All these roles play a principle role in the promotion of cooperative, harmonious as well as productive engagements in the Australian workplaces. Against this background, this paper is a profound effort to explore the present role of Fair Work Australia (FWA). It will, however, give particular attention to the role of FWA in relation to the regulation of workplace bargaining between employees and their representatives and the management. Some of these roles are analyzed in the subsequent section. Regulation of workplace bargaining Bray et.
al. (2011) noted that since the 1990s, the processes of collective bargaining have experienced extensive changes and has evolved into becoming core to the collective rule-making processes in Australia.
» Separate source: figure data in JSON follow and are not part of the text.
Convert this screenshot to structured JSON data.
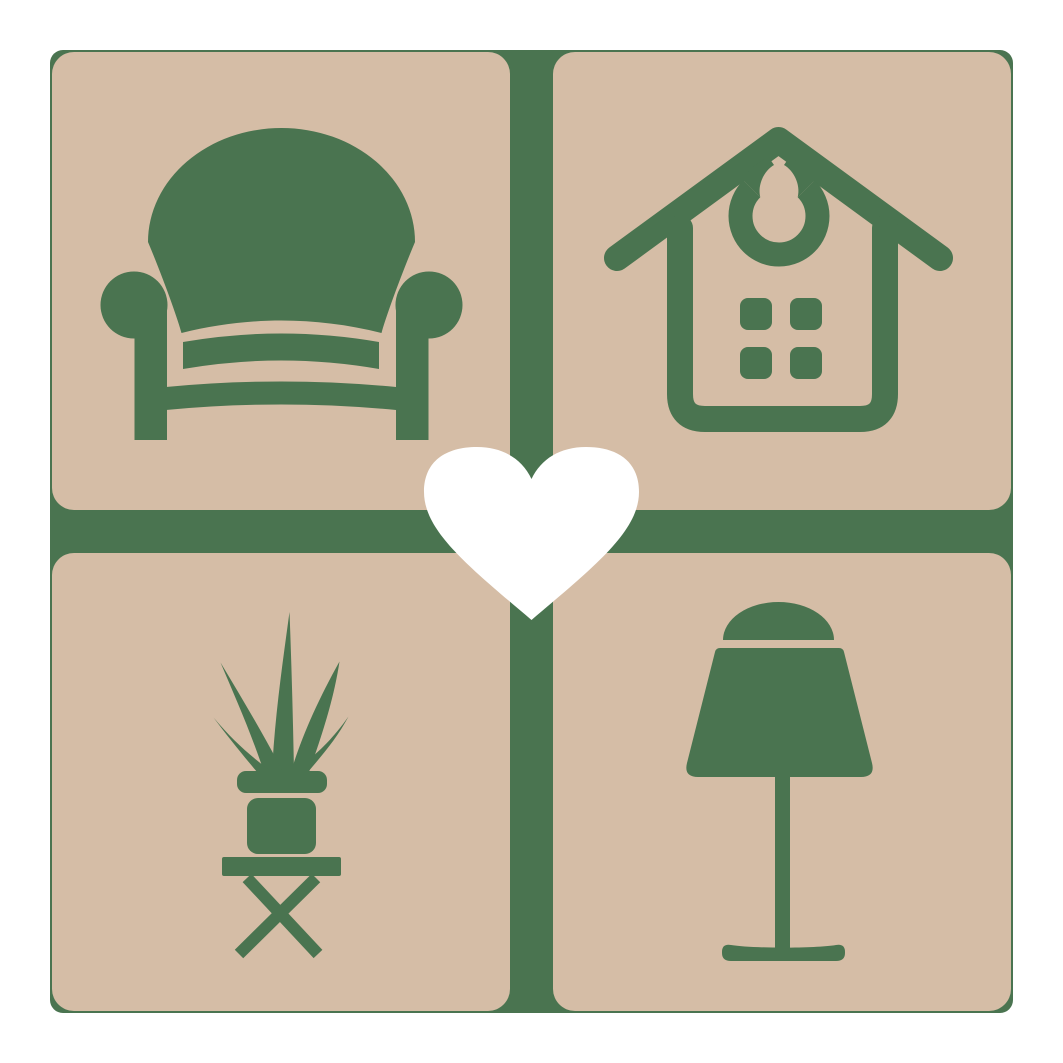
{
  "image_type": "logo-graphic",
  "logo": {
    "name": "home-decor-heart-logo",
    "colors": {
      "green": "#4a7450",
      "tan": "#d5bda6",
      "heart": "#ffffff",
      "page_background": "#ffffff"
    },
    "grid": {
      "rows": 2,
      "cols": 2
    },
    "tiles": [
      {
        "position": "top-left",
        "icon": "armchair-icon"
      },
      {
        "position": "top-right",
        "icon": "house-icon"
      },
      {
        "position": "bottom-left",
        "icon": "potted-plant-stool-icon"
      },
      {
        "position": "bottom-right",
        "icon": "table-lamp-icon"
      }
    ],
    "center_icon": "heart-icon"
  }
}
This process was particularly fortified with the legislation which instituted Fair Work Australia, commonly referred to as the Fair Work Act 2009. The instigation of the obligation for the representatives to bargain in good faith under the Australian Labor Law, more specifically in the Fair Work Act 2009 has elicited a wide alley of commentary and analysis from both the scholars and practitioners.
This is geared towards seeking more profound and precise clarifications regarding what such obligations mean to both the employers and the worker's unions. Most of this commentary has extensively drawn a comparison between the Australian obligation, which is presently enshrined in the Fair Work Act 2009 with the good faith bargaining obligations in the North American and New Zealand law (Riley, 2011). Nonetheless, despite these commentaries, it is imperative to note the bargaining processes in the Australian workplaces which are under direct regulation of FWA are aimed at the promotion of productivity among the employees, elevating the level of cooperation and fairness which is achieved through a more profound emphasis on enterprise-level collective bargaining (Commonwealth of Australia, 2013). This is usually founded on simplistic good faith in regard to the bargaining obligations as well as clear rules which are central in the regulation of industrial action.
In this way, bargaining is perceived as a mechanism geared towards fostering a transformational culture in the workplace and thus an esteemed tool in the processes destined for continuous enhancement of the workplace operations (Commonwealth of Australia, 2013).